Titian does not seem to have been very much appreciated by his patrons at the beginning of his career. He inspired no affection. He was acknowledged as the greatest of all the young painters; but the Republic, it would seem, was never very proud of the man who did her so much credit and added so greatly to her fame. Even although the noise of his genius was echoed all over the world,—although the great Emperor himself stooped to pick up his brush, declaring that a Titian might well be served by a Cæsar,—although Charles the Fifth sat to him repeatedly, and maintained that he was the only painter whom he would care to honour,—the Venetians do not seem to have been greatly enamoured of him. Perhaps it was that they missed the soul, the purity and grace and devotion, of the pictures of Bellini and Carpaccio. Certainly, as far as one can judge, he did not have a prepossessing nature. He was shifty in his dealings with his patrons and unfaithful in his promises. He seems to have belonged to a corrupt and luxurious society. Pietro Aretino had a very bad influence on Titian. He taught him to intrigue, to flatter, to betray. Aretino was a base-born adventurer for whom no historian seems to have a good word. He was, however, a man of wit and dazzling cleverness, with a touch of real genius. Aretino corresponded with all the most cultured men of his time, and he had the power of making those whom he chose famous. It was he who introduced Titian to Charles the Fifth.
Titian's pictures were much more saleable in foreign courts than in his own country. Abroad they did not seem to have the lack of soul which the Venetians so greatly deplored. It was the old case of the prophet having no honour in his own country. Certainly in the art of portraiture Titian has never been surpassed. At that period he had the field completely to himself. Nothing could have been more magnificent than Titian's portraits. They help to record the history of the age.
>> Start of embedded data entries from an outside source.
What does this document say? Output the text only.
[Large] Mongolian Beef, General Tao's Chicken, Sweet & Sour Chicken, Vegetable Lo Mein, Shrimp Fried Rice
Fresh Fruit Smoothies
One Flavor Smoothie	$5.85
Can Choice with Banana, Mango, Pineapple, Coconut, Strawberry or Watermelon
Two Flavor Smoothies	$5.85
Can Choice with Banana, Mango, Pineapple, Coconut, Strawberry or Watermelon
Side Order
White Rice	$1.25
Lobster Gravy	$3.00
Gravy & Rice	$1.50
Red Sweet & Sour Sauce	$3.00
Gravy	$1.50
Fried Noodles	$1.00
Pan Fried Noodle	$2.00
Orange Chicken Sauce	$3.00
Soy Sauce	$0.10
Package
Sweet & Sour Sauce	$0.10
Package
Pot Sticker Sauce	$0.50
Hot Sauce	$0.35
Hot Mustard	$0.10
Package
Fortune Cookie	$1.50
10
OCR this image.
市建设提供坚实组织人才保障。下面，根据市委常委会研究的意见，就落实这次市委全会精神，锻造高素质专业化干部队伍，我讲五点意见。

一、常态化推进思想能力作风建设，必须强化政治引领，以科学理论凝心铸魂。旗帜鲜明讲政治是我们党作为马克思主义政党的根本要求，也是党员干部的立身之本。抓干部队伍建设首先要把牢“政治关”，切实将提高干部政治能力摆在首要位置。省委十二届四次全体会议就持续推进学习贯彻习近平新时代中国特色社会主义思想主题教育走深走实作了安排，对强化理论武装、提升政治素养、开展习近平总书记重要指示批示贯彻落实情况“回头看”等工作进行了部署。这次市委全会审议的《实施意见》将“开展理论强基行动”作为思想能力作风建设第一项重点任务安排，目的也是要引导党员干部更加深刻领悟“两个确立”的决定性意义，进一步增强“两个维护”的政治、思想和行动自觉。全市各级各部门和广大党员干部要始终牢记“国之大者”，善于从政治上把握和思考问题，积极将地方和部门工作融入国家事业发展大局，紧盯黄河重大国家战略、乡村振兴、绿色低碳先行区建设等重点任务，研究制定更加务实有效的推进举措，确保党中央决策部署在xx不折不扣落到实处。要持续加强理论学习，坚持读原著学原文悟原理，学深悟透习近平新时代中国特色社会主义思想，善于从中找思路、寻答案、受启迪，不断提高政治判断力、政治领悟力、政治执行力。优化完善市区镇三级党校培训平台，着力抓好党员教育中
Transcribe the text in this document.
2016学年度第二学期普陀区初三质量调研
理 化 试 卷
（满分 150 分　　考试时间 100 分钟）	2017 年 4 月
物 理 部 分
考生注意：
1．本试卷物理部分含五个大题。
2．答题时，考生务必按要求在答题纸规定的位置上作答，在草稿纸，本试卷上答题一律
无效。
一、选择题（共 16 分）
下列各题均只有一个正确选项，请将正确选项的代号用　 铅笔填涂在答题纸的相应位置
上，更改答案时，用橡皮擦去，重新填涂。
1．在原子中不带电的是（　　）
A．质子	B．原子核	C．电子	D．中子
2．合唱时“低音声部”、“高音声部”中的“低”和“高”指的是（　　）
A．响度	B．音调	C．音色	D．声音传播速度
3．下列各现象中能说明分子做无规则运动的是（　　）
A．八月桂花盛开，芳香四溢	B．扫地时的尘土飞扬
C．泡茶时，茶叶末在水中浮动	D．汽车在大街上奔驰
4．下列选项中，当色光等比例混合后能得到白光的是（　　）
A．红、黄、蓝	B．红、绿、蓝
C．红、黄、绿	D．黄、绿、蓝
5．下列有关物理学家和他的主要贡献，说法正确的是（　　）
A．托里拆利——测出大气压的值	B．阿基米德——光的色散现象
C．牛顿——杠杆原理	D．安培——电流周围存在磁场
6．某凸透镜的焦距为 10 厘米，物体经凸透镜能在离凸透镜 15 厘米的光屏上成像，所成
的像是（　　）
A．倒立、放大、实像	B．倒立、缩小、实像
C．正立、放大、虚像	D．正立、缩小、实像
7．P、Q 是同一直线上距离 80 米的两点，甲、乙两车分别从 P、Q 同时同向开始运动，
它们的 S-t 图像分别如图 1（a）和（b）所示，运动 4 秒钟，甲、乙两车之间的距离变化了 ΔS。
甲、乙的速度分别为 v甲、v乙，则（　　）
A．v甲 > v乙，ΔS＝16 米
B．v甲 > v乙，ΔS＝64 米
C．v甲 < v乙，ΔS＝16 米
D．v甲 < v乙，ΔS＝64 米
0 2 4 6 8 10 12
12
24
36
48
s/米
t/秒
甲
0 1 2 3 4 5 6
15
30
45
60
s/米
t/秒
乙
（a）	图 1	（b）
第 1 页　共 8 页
It was in Titian's power to confer upon his subjects the splendour that they loved, handing them down to posterity as heroes and learned persons. His men were all noble, worthy to be senators and emperors, no coxcombs or foolish gallants. Titian was more at home in pictures of this kind than in religious subjects. His Madonnas are without significance; his Holy Families give no message of blessing to the world.